« Cette révolution ne sera bénéfique que si elle respecte les fondamentaux de notre contrat social et politique »
L’intelligence artificielle, dont l’irruption dans la vie quotidienne se déploie à très grande vitesse, offre des opportunités historiques d’amélioration de l’action publique dans les territoires. Après avoir relevé le défi des infrastructures, en amenant l’internet THD presque partout, nous sommes dans l’obligation de relever celui des usages. L’IA doit nous y aider.
L’IA servira d’assistance aux usagers et professionnels, elle aidera à la décision les responsables publics, elle simplifiera les démarches, libérera les agents de tâches peu valorisantes et facilitera des choix plus justes… elle est, déjà, informellement le plus souvent, utilisée à tous les niveaux de l’action publique.
Cependant, cette révolution ne sera bénéfique que si elle respecte les fondamentaux de notre contrat social et politique. Si l’IA n’a pas été conçue spécifiquement dans une logique d’intérêt général, c’est bien dans cette logique que nous devons la penser.
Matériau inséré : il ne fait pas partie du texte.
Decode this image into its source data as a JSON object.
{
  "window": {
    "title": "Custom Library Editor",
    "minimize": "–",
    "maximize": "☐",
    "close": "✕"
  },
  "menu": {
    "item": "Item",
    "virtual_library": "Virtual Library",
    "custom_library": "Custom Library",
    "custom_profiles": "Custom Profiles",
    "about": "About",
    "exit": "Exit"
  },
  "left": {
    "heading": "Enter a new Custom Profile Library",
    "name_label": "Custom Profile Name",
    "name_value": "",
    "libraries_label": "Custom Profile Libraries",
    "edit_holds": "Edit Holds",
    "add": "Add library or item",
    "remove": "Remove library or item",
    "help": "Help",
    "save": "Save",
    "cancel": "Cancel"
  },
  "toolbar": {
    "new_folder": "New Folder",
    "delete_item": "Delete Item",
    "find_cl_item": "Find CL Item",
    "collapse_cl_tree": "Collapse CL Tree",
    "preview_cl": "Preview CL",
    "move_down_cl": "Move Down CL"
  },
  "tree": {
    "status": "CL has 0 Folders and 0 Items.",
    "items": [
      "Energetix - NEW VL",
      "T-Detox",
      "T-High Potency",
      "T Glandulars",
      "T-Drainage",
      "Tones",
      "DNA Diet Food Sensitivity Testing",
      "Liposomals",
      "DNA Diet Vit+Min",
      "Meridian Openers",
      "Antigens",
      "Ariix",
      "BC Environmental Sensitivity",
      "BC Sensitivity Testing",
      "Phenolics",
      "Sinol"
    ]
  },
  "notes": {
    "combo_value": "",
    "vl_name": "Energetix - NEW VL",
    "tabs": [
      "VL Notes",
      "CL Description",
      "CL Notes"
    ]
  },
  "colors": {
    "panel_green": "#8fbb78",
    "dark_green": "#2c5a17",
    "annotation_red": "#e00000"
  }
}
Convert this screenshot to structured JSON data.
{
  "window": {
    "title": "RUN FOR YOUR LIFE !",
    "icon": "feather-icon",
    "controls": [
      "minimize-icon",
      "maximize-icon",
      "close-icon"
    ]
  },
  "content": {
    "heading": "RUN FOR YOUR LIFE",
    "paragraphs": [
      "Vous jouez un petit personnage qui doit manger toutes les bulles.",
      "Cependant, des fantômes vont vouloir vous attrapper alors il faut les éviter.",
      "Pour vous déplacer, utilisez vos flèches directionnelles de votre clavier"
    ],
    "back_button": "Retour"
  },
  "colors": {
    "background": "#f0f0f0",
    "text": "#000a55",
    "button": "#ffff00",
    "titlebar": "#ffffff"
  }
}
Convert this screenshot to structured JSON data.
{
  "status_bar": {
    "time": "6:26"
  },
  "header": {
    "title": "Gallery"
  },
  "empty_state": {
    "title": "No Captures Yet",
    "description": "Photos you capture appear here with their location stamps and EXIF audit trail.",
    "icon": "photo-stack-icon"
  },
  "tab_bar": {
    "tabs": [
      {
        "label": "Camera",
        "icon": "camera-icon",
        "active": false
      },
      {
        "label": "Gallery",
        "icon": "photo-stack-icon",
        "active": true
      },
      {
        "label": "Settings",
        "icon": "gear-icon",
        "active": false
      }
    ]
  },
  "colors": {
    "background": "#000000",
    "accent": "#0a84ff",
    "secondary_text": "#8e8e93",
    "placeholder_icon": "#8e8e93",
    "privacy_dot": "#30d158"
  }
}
Les enjeux sont considérables et je défends l’idée d’une IA responsable, non seulement en matière environnementale et énergétique mais aussi du point de vue politique et social : les principes et valeurs qui régissent la vie « physique » doivent être respectés dans l’univers numérique. L’IA ne doit pas menacer nos démocraties…
Il convient donc de réaffirmer la place première de l’humain dans la relation à l’IA. Cela suppose de renforcer la prise de conscience politique des opportunités et des risques. Pour y parvenir, un effort massif de sensibilisation, de formation et de développement des compétences doit être engagé. Des programmes adaptés à tous doivent être développés et financés. Dans un monde en mutation accélérée, la montée en compétences est la clé pour que l’IA serve l’humain, et non l’inverse. Préparer agents, élus et citoyens à ces mutations est une priorité absolue.
Il faut, parallèlement, défendre une IA souveraine nourrie de données de qualité et dont la sécurité est garantie. La question de la qualité des données est centrale… nous ne pouvons pas nous satisfaire d’IA nourries de données essentiellement non francophone et non européennes… sans parler des équipements. Ensuite la question de la cybersécurité doit être considérée avec le plus grand sérieux et l’ANSSI ne doit pas abandonner les territoires comme elle semble sur le point de le faire en cessant de financer les CSIRT…
L’impact environnemental doit être mesuré sans tabou et sans a priori. Si le développement de l’IA est inéluctable il doit se concevoir dans une logique de sobriété, par exemple en privilégiant des algorithmes et des modèles de langage moins énergivore et en servant les objectifs de développement durable.
Au-delà des aspects technologiques, l’adoption d’une charte éthique de l’IA serait utile, sans être suffisante. Elle pourrait mettre l’accent sur des droits et devoirs de l’IA, les pratiques vertueuses, l’équité dans les décisions automatisées, les communs et la transparence des algorithmes. Le développement de labels garantissant des standards environnementaux et sociaux renforcerait la confiance dans ces technologies.
Enfin, le défi de l’IA dans les territoires ne sera convenablement relevé que si personne n’est oublié. Il ne doit pas y avoir d’un côté les collectivités qui ont les moyens humain et financier de s’emparer du sujet et de l’autre, dans les territoires ruraux essentiellement, celles qui seraient dans l’incapacité de le faire. Pour n’oublier personne il n’y a que deux solutions. Soit l’état crée un grand service public universel de l’IA, soit, plus modestement, les collectivités locales s’unissent et mutualisent, à l’échelle régionale, leurs moyens. C’est ce choix de mutualisation et de solidarité numérique territoriale qu’a fait la région Bourgogne Franche Comté avec l’Agence Régionale du Numérique et de l’Intelligence artificielle.
Patrick MOLINOZ, Vice-président en charge des transitions numériques, de l’innovation, des politiques européennes, des actions internationales et de l’export – Région Bourgogne-Franche-Comté.